Le Guide social : Bonjour Maria. Pouvez-vous vous présenter ?

Maria Chiodi : Je suis née en France, je suis arrivée en Belgique en septembre 2013 et je vais avoir 37 ans, je crois. (Rires)

Le Guide Social : Et comment êtes-vous arrivée en Belgique ?

Maria Chiodi : Alors ça n’a rien à voir avec mon métier, c’est pour une histoire d’amour. (Rires) Avant cela, j’ai passé trois ans en Suisse.

Le Guide Social : Quelles études avez-vous faites ?

Maria Chiodi : Je me suis tournée vers des études de prof mais j’ai raté le concours et je me suis rendu compte que la formule ne me plaisait pas. Je suis donc partie un an en Allemagne où j’ai eu le temps de réfléchir. J’ai donc fait un Master Français Langues Etrangères qui comprenait aussi des cours plus portés sur la bureautique et la langue des affaires. Suite à cela, je suis partie en Suisse en tant qu’assistante de langue pour enseigner le français. J’ai été engagée comme prof donc je suis restée trois ans.

En arrivant en Belgique j’ai eu la bonne surprise de constater que je n’avais pas l’équivalence avec mon diplôme français, j’ai donc dû refaire un Master à Louvain-la-Neuve, ce qui a été très compliqué car les cours étaient les mêmes que ceux que j’avais déjà suivis. En tout cas, à la fin de mon Master en juin 2015, j’ai vu une annonce sur la newsletter du Guide Social qui faisait mention d’un référent scolaire. Le descriptif m’a plu car un peu alternatif. Le poste proposait d’être prof mais pas dans une école. C’est un poste unique qui a été créé pour le service qui pourrait exister dans plusieurs services de l’Aide à la jeunesse car il est utile pour ce secteur.

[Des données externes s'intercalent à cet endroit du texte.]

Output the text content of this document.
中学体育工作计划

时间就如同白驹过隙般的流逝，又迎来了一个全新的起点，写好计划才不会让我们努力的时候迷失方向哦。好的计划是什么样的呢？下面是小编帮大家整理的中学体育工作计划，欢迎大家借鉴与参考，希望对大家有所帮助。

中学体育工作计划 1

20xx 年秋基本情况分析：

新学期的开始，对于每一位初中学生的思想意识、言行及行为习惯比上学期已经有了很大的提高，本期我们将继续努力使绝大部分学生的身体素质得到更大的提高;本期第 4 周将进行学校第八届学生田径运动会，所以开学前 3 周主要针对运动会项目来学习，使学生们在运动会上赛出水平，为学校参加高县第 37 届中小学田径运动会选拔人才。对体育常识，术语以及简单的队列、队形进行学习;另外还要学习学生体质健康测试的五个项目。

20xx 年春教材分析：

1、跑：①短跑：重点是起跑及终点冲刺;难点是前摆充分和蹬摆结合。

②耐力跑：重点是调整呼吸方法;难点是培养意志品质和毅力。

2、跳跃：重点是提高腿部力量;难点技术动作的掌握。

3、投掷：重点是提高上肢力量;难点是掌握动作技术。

J’ai été contacté début juillet pour un entretien. Je suis arrivée dans une belle maison de maître et on m’a expliqué quel public était concerné et je me suis dit "Oulala, c’est chaud !". La structure accueille des jeunes qui sortent d’IPPJ.

Le Guide Social : Et donc, on vous a rappelée pour vous engager.

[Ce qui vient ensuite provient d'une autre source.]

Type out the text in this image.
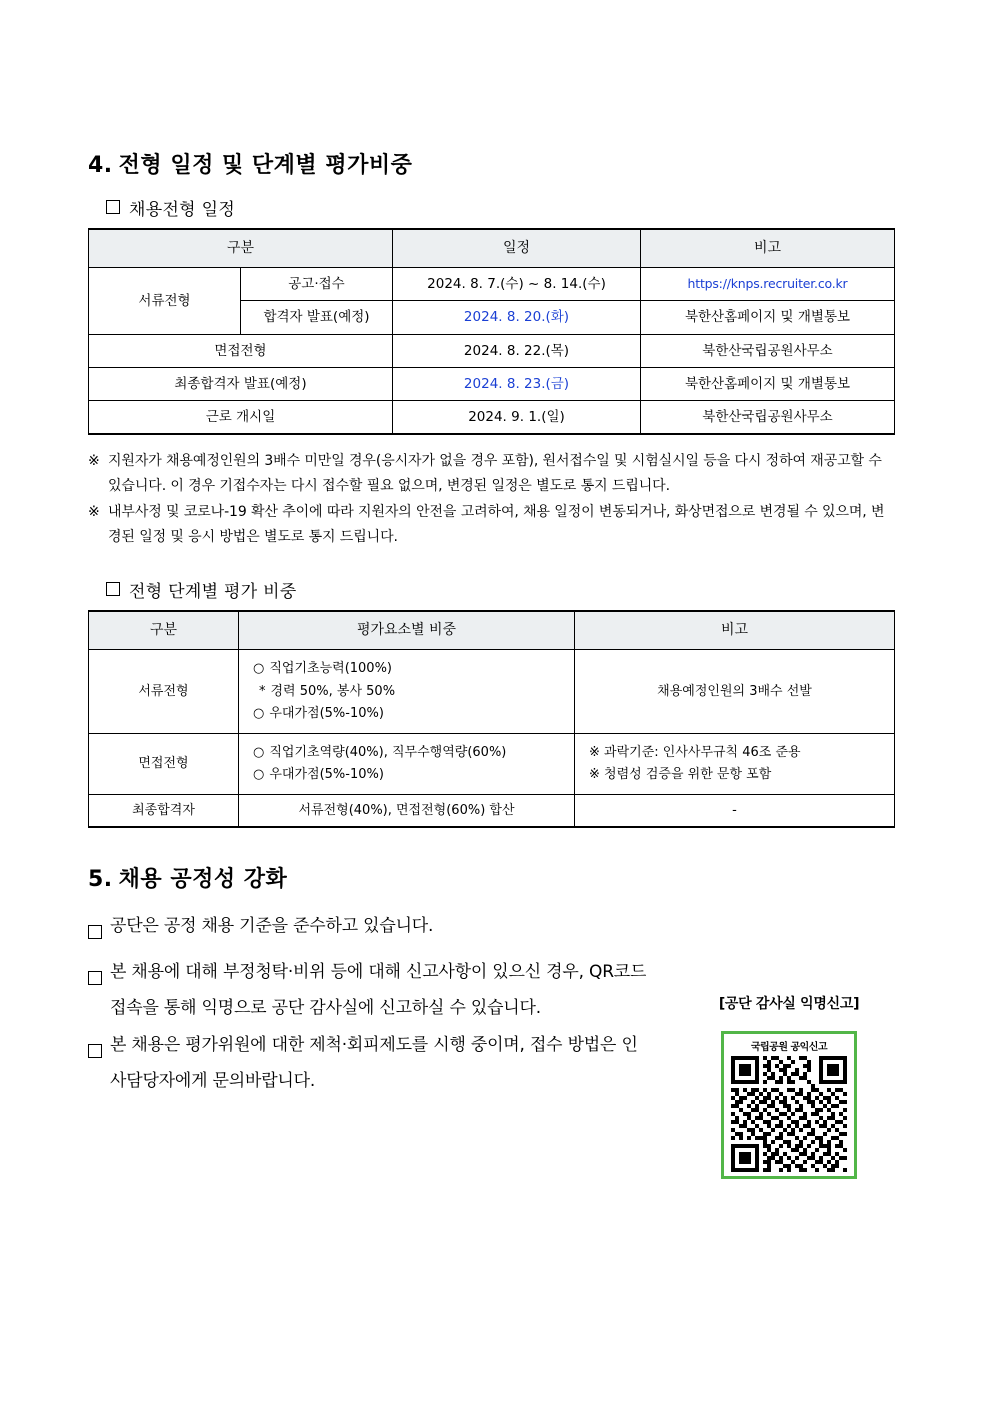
4. 전형 일정 및 단계별 평가비중
채용전형 일정
구분		일정	비고
서류전형	공고·접수	2024. 8. 7.(수) ~ 8. 14.(수)	https://knps.recruiter.co.kr
	합격자 발표(예정)	2024. 8. 20.(화)	북한산홈페이지 및 개별통보
면접전형		2024. 8. 22.(목)	북한산국립공원사무소
최종합격자 발표(예정)		2024. 8. 23.(금)	북한산홈페이지 및 개별통보
근로 개시일		2024. 9. 1.(일)	북한산국립공원사무소
※ 지원자가 채용예정인원의 3배수 미만일 경우(응시자가 없을 경우 포함), 원서접수일 및 시험실시일 등을 다시 정하여 재공고할 수 있습니다. 이 경우 기접수자는 다시 접수할 필요 없으며, 변경된 일정은 별도로 통지 드립니다.
※ 내부사정 및 코로나-19 확산 추이에 따라 지원자의 안전을 고려하여, 채용 일정이 변동되거나, 화상면접으로 변경될 수 있으며, 변경된 일정 및 응시 방법은 별도로 통지 드립니다.
전형 단계별 평가 비중
구분	평가요소별 비중	비고
서류전형	○ 직업기초능력(100%)
* 경력 50%, 봉사 50%
○ 우대가점(5%-10%)	채용예정인원의 3배수 선발
면접전형	○ 직업기초역량(40%), 직무수행역량(60%)
○ 우대가점(5%-10%)	※ 과락기준: 인사사무규칙 46조 준용
※ 청렴성 검증을 위한 문항 포함

최종합격자	서류전형(40%), 면접전형(60%) 합산	-
5. 채용 공정성 강화
공단은 공정 채용 기준을 준수하고 있습니다.
본 채용에 대해 부정청탁·비위 등에 대해 신고사항이 있으신 경우, QR코드 접속을 통해 익명으로 공단 감사실에 신고하실 수 있습니다.
본 채용은 평가위원에 대한 제척·회피제도를 시행 중이며, 접수 방법은 인사담당자에게 문의바랍니다.
[공단 감사실 익명신고]
국립공원 공익신고
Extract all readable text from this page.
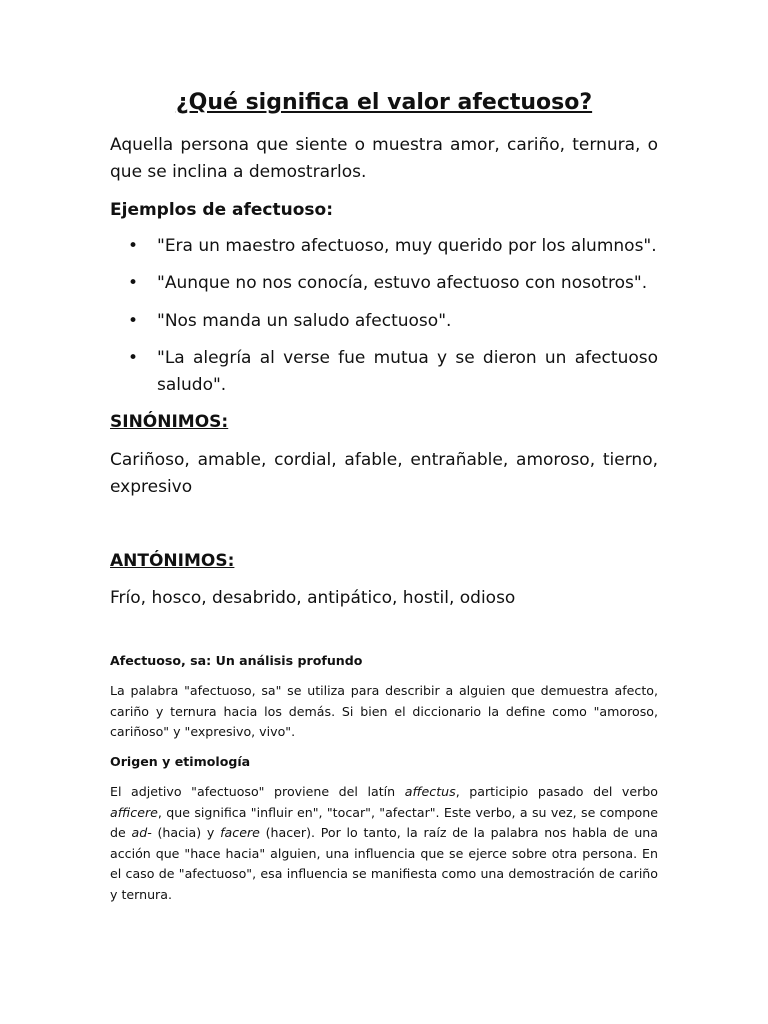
¿Qué significa el valor afectuoso?

Aquella persona que siente o muestra amor, cariño, ternura, o que se inclina a demostrarlos.

Ejemplos de afectuoso:

• "Era un maestro afectuoso, muy querido por los alumnos".
• "Aunque no nos conocía, estuvo afectuoso con nosotros".
• "Nos manda un saludo afectuoso".
• "La alegría al verse fue mutua y se dieron un afectuoso saludo".

SINÓNIMOS:

Cariñoso, amable, cordial, afable, entrañable, amoroso, tierno, expresivo

ANTÓNIMOS:

Frío, hosco, desabrido, antipático, hostil, odioso

Afectuoso, sa: Un análisis profundo

La palabra "afectuoso, sa" se utiliza para describir a alguien que demuestra afecto, cariño y ternura hacia los demás. Si bien el diccionario la define como "amoroso, cariñoso" y "expresivo, vivo".

Origen y etimología

El adjetivo "afectuoso" proviene del latín affectus, participio pasado del verbo afficere, que significa "influir en", "tocar", "afectar". Este verbo, a su vez, se compone de ad- (hacia) y facere (hacer). Por lo tanto, la raíz de la palabra nos habla de una acción que "hace hacia" alguien, una influencia que se ejerce sobre otra persona. En el caso de "afectuoso", esa influencia se manifiesta como una demostración de cariño y ternura.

Maria Chiodi : Oui. Et j’ai rencontré Aude qui était la première à occuper ce poste afin qu’elle m’explique plus précisément les missions. Et cela dure depuis juillet 2015 (Rires). En fait mon profil est hyper adapté car il y a une grande part d’éducatrice dans ma pratique qui se couple avec ma formation d’enseignante. Ce qui n’est plus possible maintenant avec la réforme de titres et fonctions car pour un poste d’éducateur c’est un éducateur qui doit être embauché. Ils ont déjà fait l’expérience lors de mes congés de grossesse et le profil d’éducateur ne correspond pas tout à fait à ce poste bien spécifique.

"Ma fonction est difficile à assumer car clairement... elles s’en foutent"

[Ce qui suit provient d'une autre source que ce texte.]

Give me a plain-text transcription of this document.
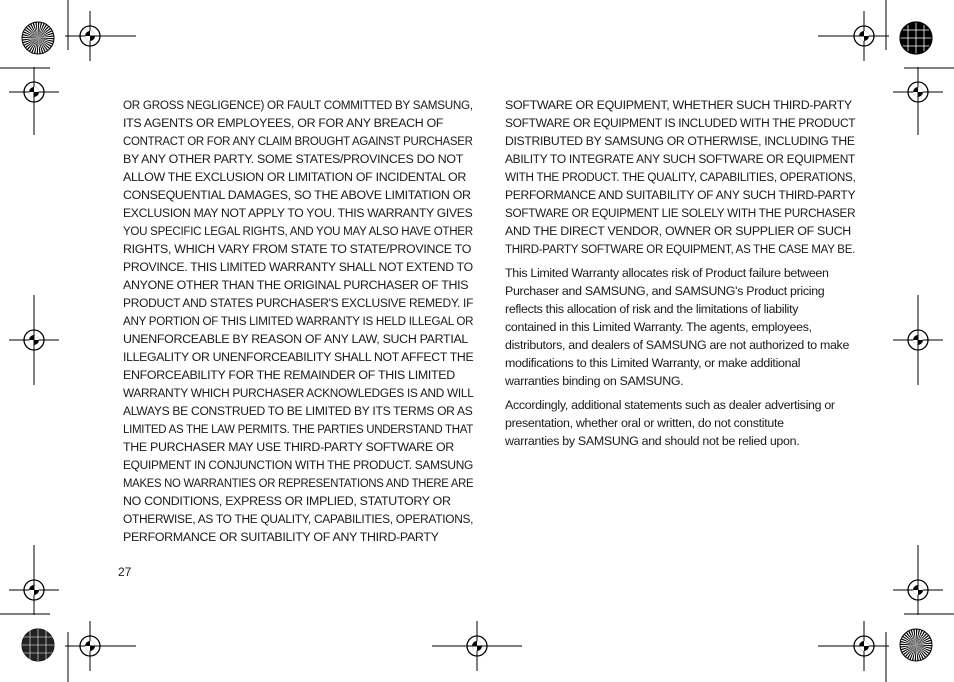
OR GROSS NEGLIGENCE) OR FAULT COMMITTED BY SAMSUNG,
ITS AGENTS OR EMPLOYEES, OR FOR ANY BREACH OF
CONTRACT OR FOR ANY CLAIM BROUGHT AGAINST PURCHASER
BY ANY OTHER PARTY. SOME STATES/PROVINCES DO NOT
ALLOW THE EXCLUSION OR LIMITATION OF INCIDENTAL OR
CONSEQUENTIAL DAMAGES, SO THE ABOVE LIMITATION OR
EXCLUSION MAY NOT APPLY TO YOU. THIS WARRANTY GIVES
YOU SPECIFIC LEGAL RIGHTS, AND YOU MAY ALSO HAVE OTHER
RIGHTS, WHICH VARY FROM STATE TO STATE/PROVINCE TO
PROVINCE. THIS LIMITED WARRANTY SHALL NOT EXTEND TO
ANYONE OTHER THAN THE ORIGINAL PURCHASER OF THIS
PRODUCT AND STATES PURCHASER'S EXCLUSIVE REMEDY. IF
ANY PORTION OF THIS LIMITED WARRANTY IS HELD ILLEGAL OR
UNENFORCEABLE BY REASON OF ANY LAW, SUCH PARTIAL
ILLEGALITY OR UNENFORCEABILITY SHALL NOT AFFECT THE
ENFORCEABILITY FOR THE REMAINDER OF THIS LIMITED
WARRANTY WHICH PURCHASER ACKNOWLEDGES IS AND WILL
ALWAYS BE CONSTRUED TO BE LIMITED BY ITS TERMS OR AS
LIMITED AS THE LAW PERMITS. THE PARTIES UNDERSTAND THAT
THE PURCHASER MAY USE THIRD-PARTY SOFTWARE OR
EQUIPMENT IN CONJUNCTION WITH THE PRODUCT. SAMSUNG
MAKES NO WARRANTIES OR REPRESENTATIONS AND THERE ARE
NO CONDITIONS, EXPRESS OR IMPLIED, STATUTORY OR
OTHERWISE, AS TO THE QUALITY, CAPABILITIES, OPERATIONS,
PERFORMANCE OR SUITABILITY OF ANY THIRD-PARTY
SOFTWARE OR EQUIPMENT, WHETHER SUCH THIRD-PARTY
SOFTWARE OR EQUIPMENT IS INCLUDED WITH THE PRODUCT
DISTRIBUTED BY SAMSUNG OR OTHERWISE, INCLUDING THE
ABILITY TO INTEGRATE ANY SUCH SOFTWARE OR EQUIPMENT
WITH THE PRODUCT. THE QUALITY, CAPABILITIES, OPERATIONS,
PERFORMANCE AND SUITABILITY OF ANY SUCH THIRD-PARTY
SOFTWARE OR EQUIPMENT LIE SOLELY WITH THE PURCHASER
AND THE DIRECT VENDOR, OWNER OR SUPPLIER OF SUCH
THIRD-PARTY SOFTWARE OR EQUIPMENT, AS THE CASE MAY BE.
This Limited Warranty allocates risk of Product failure between
Purchaser and SAMSUNG, and SAMSUNG's Product pricing
reflects this allocation of risk and the limitations of liability
contained in this Limited Warranty. The agents, employees,
distributors, and dealers of SAMSUNG are not authorized to make
modifications to this Limited Warranty, or make additional
warranties binding on SAMSUNG.
Accordingly, additional statements such as dealer advertising or
presentation, whether oral or written, do not constitute
warranties by SAMSUNG and should not be relied upon.
27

Le Guide Social : Alors quelles sont ces missions bien particulières ?

Maria Chiodi : On est dans le secteur de l’Aide de la Jeunesse. On avait un public qu’on appelait les articles 36-4. Il concerne les filles qui sont parties en IPPJ pour des faits qualifiés infractions et un public plus psy avec des problèmes familiaux et de comportements mais qui n’avait pas forcément un dossier 36-4. En 2019, il y a eu une réforme du ministre Rachid Madrane qui fait que nous ne travaillons plus qu’avec les filles qui ont commis des infractions. C’est à dire que lorsqu’elles sortent d’IPPJ, elles viennent chez nous où on les loge.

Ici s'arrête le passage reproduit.